Welcome to part two in this five-part series on airframe structures. In this post we’ll be focusing on the fuselage; specifically, we discuss the design of a typical semi-monocoque structure, and the various structural components and loadings that contribute to the final design.
If you missed part one, then perhaps go back and read this before continuing as this provides an overview on structural loading and design.
The wing is covered in part three, flaps in part four, and the tail in part five.
The fuselage is the name given to the main body of the aircraft and houses the pilots, crew, passengers, and cargo. The wings and tail section are attached to the fuselage, and depending on the design of the aircraft, may include engine attachments too.
The fuselage does more than just house the occupants of the aircraft; it must be sized and designed to ensure that the wings and tail are positioned in such a way so as to keep the aircraft statically stable through the designed center of gravity envelope. A statically stable aircraft is one that will tend to return to straight and level flight if the controls are released, which is a requirement for all civil and general aviation aircraft.
The fuselage is one of the primary contributors to the total drag force produced by an aircraft in flight and so must be carefully shaped to be as aerodynamic as possible in an effort to minimize drag. There is of course some balance that must be sought between low aerodynamic drag and payload and passenger comfort.
The fuselage structure must be sufficiently strong to ensure safe operation throughout the flight envelope. A semi-monocoque structural design is usually favoured; where the sub-structure and the skins work together to absorb and transfer the loads generated during flight.
The various structural design methodologies were discussed in part one of this series.

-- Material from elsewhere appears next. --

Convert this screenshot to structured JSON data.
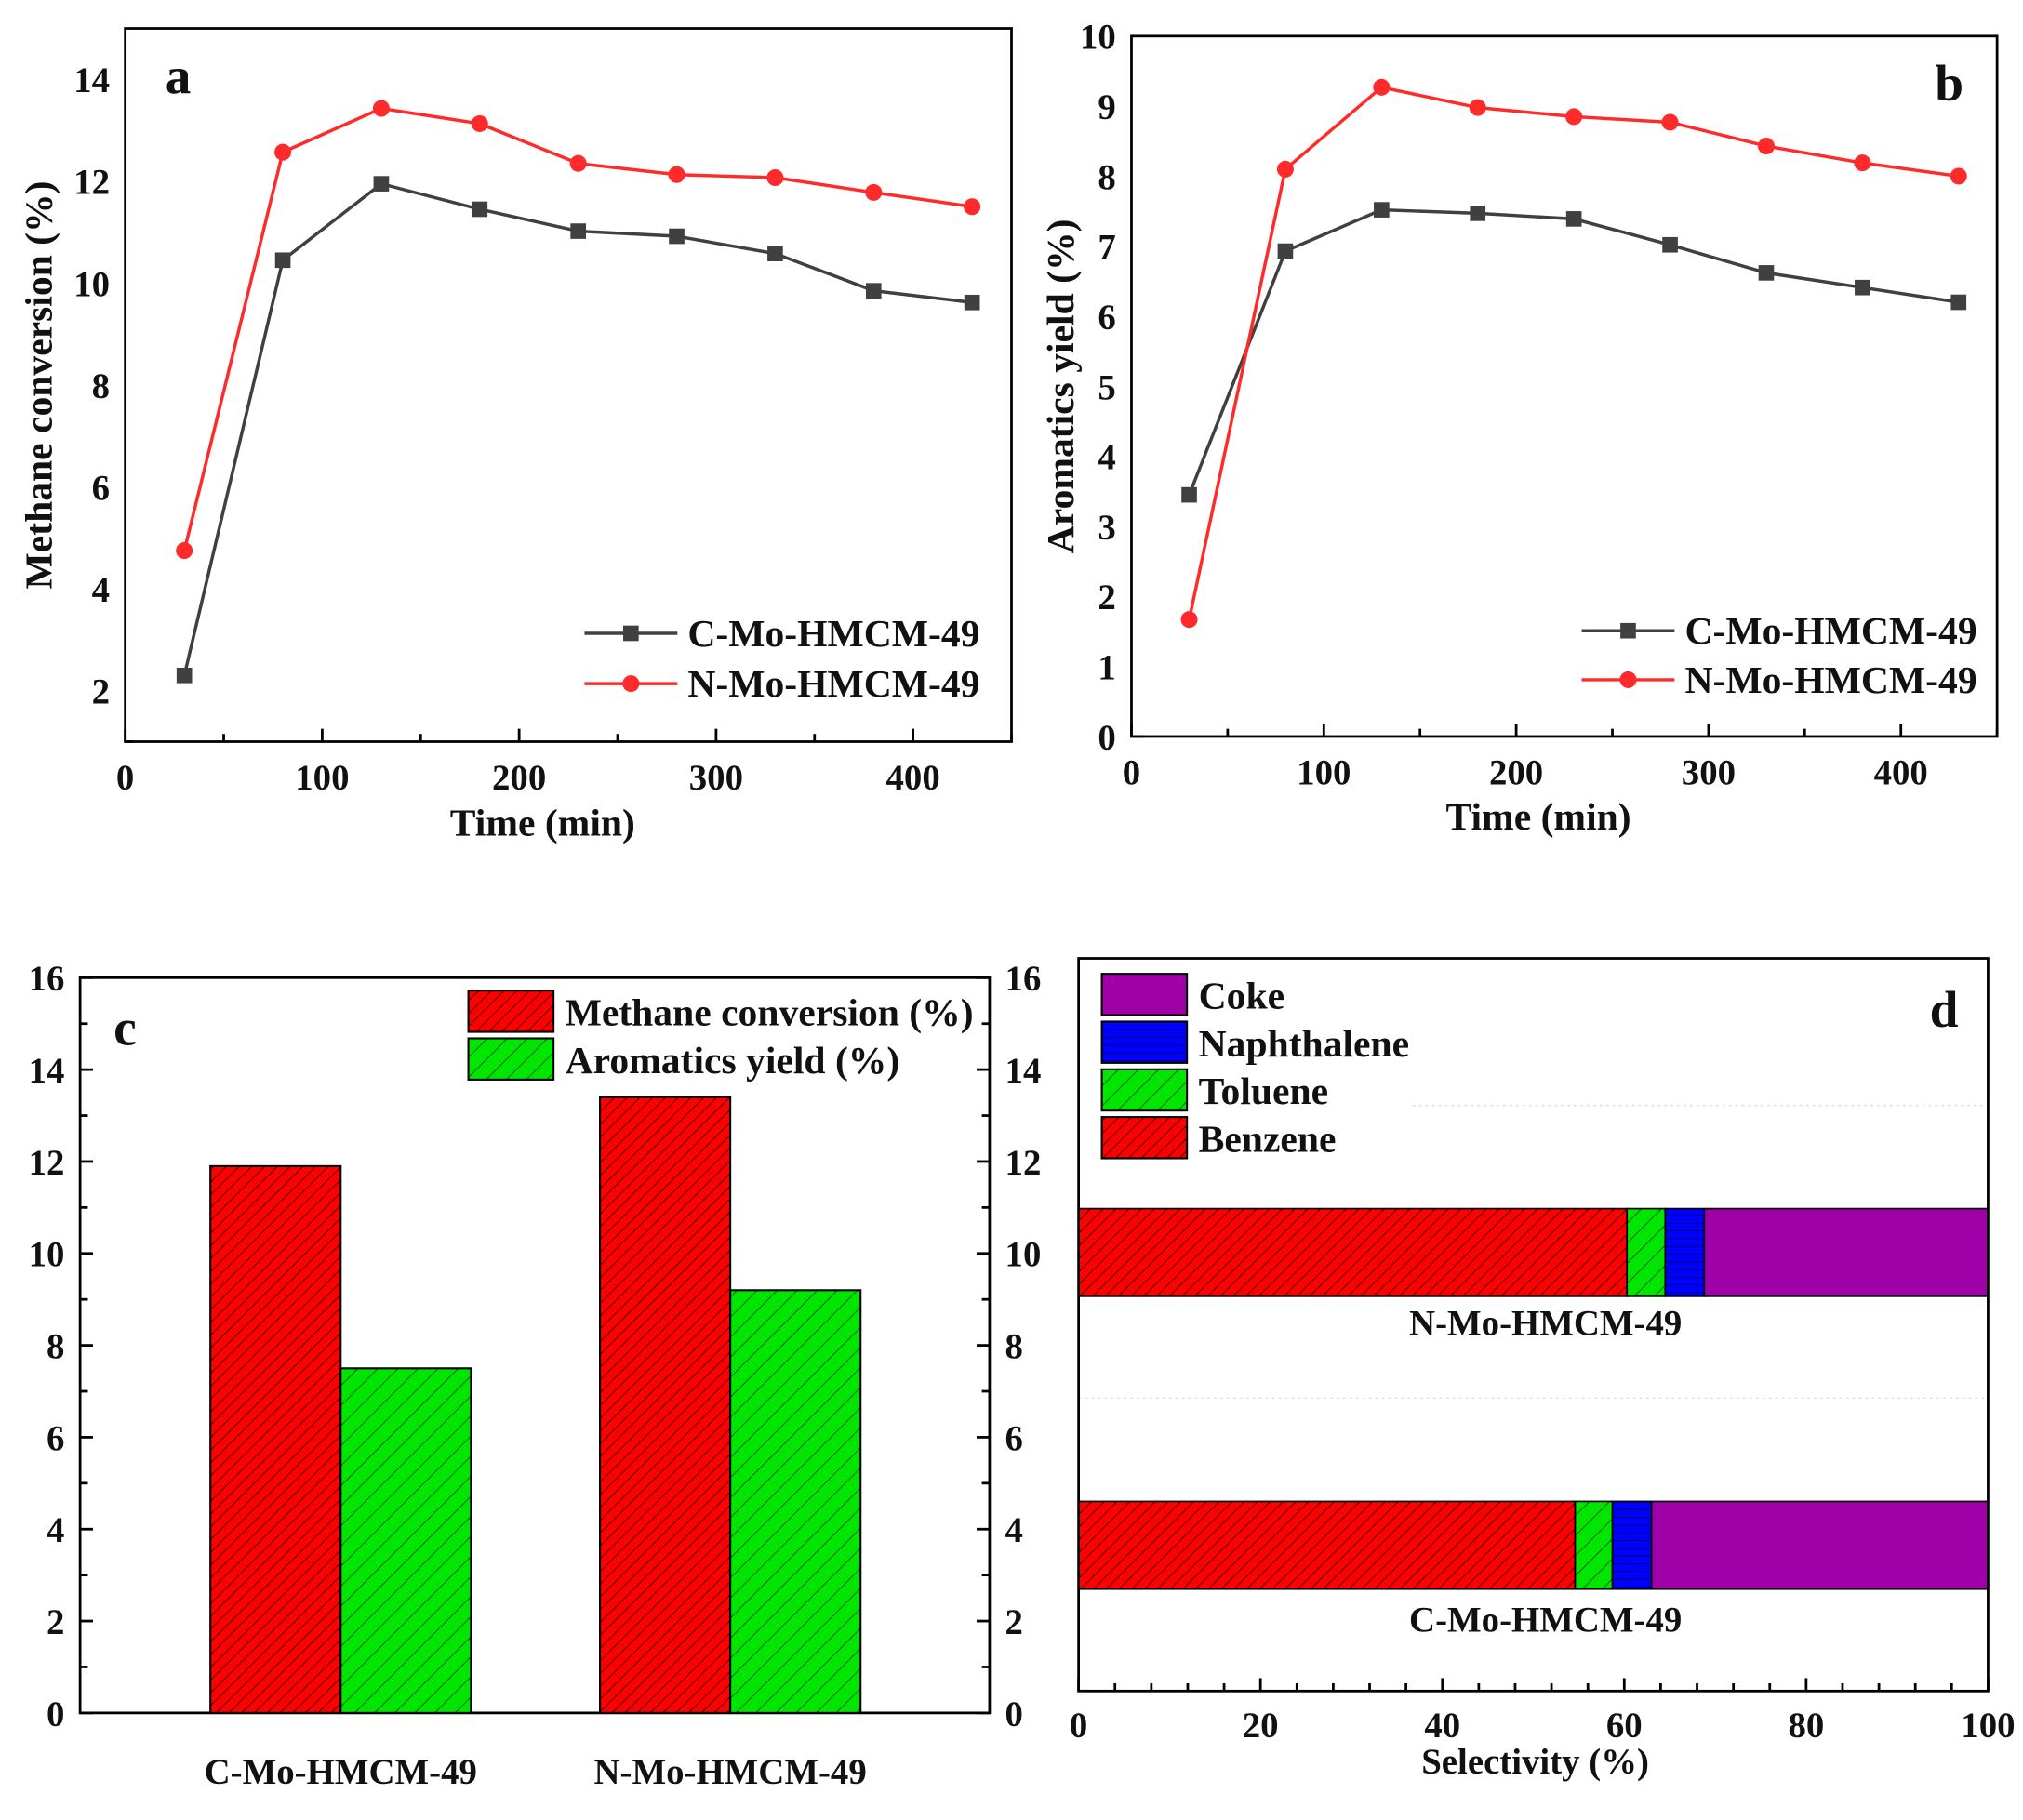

Here we are only going to consider the semi-monocoque design philosophy, and how it relates to the fuselage structure.
In a semi-monocoque structure both the outer skin and the internal substructure are load bearing, and both contribute to the overall stiffness of the structure. This design methodology was born out of the use of aluminium, rather than steel or wood, as the primary structural material used to manufacture airframe structures. Aluminium has many advantages over steel. The density of an aluminium alloy is approximately one-third that of steel which allows for thicker structural sections to be built without any weight penalty. Thicker skins are advantageous as these are less likely to buckle under load, resulting in a more efficient structure.
A typical semi-monocoque fuselage consists of the following elements:
Stringers or Longerons
These make up the longitudinal components of the structure. Their primary aim is to transmit the axial loads (tension and compression) that arise from the tendency of the fuselage to bend under loading. The stringers also support the skin, and when combined with the frames, create bays over which the skin is attached.
Frames are transverse elements that define the cross-section of the fuselage. They are typically spaced approximately 20 inches apart and define the aerodynamic shape. The frames and stringers are spaced in such a way to ensure that the resulting bays that are created support the skins against buckling. Frames also provide a means to introduce point loads into the fuselage. Large frames are required at the wing-fuselage and tail-fuselage interface to transmit the loads generated by these lifting surfaces into the fuselage.
The load-bearing skins are attached to the stringers and frames of an aluminium aircraft through rivets. The skins carry load through shear and transmit this shear into the stiffeners. In a pressurized aircraft the skin works with the frames to oppose the internal pressure load. The skin’s ability to carry and transmit shear is reduced if the skin is allowed to buckle; this forms a constraint that determines the spacing of the stringers and frames.
The fuselage will see a combination of loads from multiple sources during a typical flight. Large bending loads are introduced from the wing and tail sections, as well as a torsional load from the pitching moment of the wing.
The fuselage generates its own aerodynamic loads during flight which must be reacted by the structure. These external pressure loads combine with internal pressure loads if the aircraft is pressurized.
Landing loads introduced into the fuselage can be particularly severe if the landing is executed poorly.
Finally, crew and passenger movements, as well as baggage requirements should also be considered in the final structural layout and design.
All these load cases, and the interaction between cases must be considered to arrive at a final design. The structure must be strong enough to withstand these loads at the Ultimate Load Factor determined by the applicable airworthiness regulations in order to ensure the safety of the crew and passengers.